The Creator’s Tool (Part 5 of the storm-chaser saga):
Nature uses colossal mega-fires of great size and strength to drive biodiversity, but these behemoths also create dangerous winds and micro-bursts just like thunderstorms. The storm-chasers typically would be in control and excited about this phenomena, however today circumstances dictate they run rather than pursue.

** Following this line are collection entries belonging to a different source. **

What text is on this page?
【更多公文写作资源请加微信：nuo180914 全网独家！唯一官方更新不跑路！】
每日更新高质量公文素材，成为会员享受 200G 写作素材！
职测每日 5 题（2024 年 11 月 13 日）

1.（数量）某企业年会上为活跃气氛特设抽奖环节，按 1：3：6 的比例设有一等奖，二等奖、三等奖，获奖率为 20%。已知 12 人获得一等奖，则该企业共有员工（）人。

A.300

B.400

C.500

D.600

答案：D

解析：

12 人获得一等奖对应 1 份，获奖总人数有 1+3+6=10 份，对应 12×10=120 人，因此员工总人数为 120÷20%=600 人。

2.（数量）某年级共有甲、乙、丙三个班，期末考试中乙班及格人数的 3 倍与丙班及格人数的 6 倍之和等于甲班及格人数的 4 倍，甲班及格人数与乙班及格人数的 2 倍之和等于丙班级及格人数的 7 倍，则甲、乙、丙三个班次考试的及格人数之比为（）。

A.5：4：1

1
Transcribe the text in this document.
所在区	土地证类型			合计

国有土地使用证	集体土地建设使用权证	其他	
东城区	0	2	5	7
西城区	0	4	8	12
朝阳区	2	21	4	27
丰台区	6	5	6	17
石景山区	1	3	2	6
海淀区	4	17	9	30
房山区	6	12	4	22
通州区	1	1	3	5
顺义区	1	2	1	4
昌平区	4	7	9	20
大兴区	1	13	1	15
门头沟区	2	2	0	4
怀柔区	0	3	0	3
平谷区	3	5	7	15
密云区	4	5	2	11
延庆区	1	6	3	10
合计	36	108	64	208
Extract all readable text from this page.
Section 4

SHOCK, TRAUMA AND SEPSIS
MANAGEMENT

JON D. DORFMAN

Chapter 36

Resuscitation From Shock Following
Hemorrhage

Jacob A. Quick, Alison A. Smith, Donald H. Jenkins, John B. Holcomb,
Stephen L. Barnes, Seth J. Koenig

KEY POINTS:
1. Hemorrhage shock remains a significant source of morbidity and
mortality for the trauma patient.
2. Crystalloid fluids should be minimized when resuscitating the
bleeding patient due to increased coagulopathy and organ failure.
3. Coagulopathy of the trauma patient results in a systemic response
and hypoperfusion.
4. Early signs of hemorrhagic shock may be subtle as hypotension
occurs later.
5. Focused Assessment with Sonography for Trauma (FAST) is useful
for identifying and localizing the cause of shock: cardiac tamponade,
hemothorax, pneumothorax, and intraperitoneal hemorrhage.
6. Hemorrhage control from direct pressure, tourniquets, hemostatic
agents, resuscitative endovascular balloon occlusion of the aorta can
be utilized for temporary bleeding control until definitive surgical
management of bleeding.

Technologically “out-gunned” and blind to satellite imagery showing the progression of the heat, the progression of the fire, the magnitude of the blaze; the storm-chasers and their friend travel a road to nowhere, unless they make the right turn.
“My phone is not helping us, Rick,” Jessica complained about coverage but at least she had battery power; his was dead. “As soon as I get a bar of reception, I am going to call the sheriff or someone around here. The look of the sky has me worried!”
“You guys just stay on my tail; I think we need to go down to the bottom where this road intersects that one, and take a right,” Clay pointed, commanding. “We just need to get out of this area and we’ll be fine; don’t get all freaked on me.” Unlike Clay, Rick had nausea in his gut because he was not in control. This was a weather war he was losing, and he felt it deeply.
photo credit: Georgia
Firefighters extinguish 95% of wildfires each year before they get out of control, indeed only weather changes really affect the giant fires like those in Texas. Smoke sometimes billows up, making pyrocumulus clouds 40,000 feet high, reaching into the troposphere/stratosphere. Some experts contend that the ecological transformation due to huge wildfires is actually a good thing.
image: AP
The bright red, orange line of flames encircling Rick, Jessica, and Clay did the real snap, crackle, and pop that early morning in Liberty County. Smoke and heat seeped closer to their crossroads, reminding them of the gravity of their situation. This was not so much a natural disaster as a human disaster during an extreme natural disturbance.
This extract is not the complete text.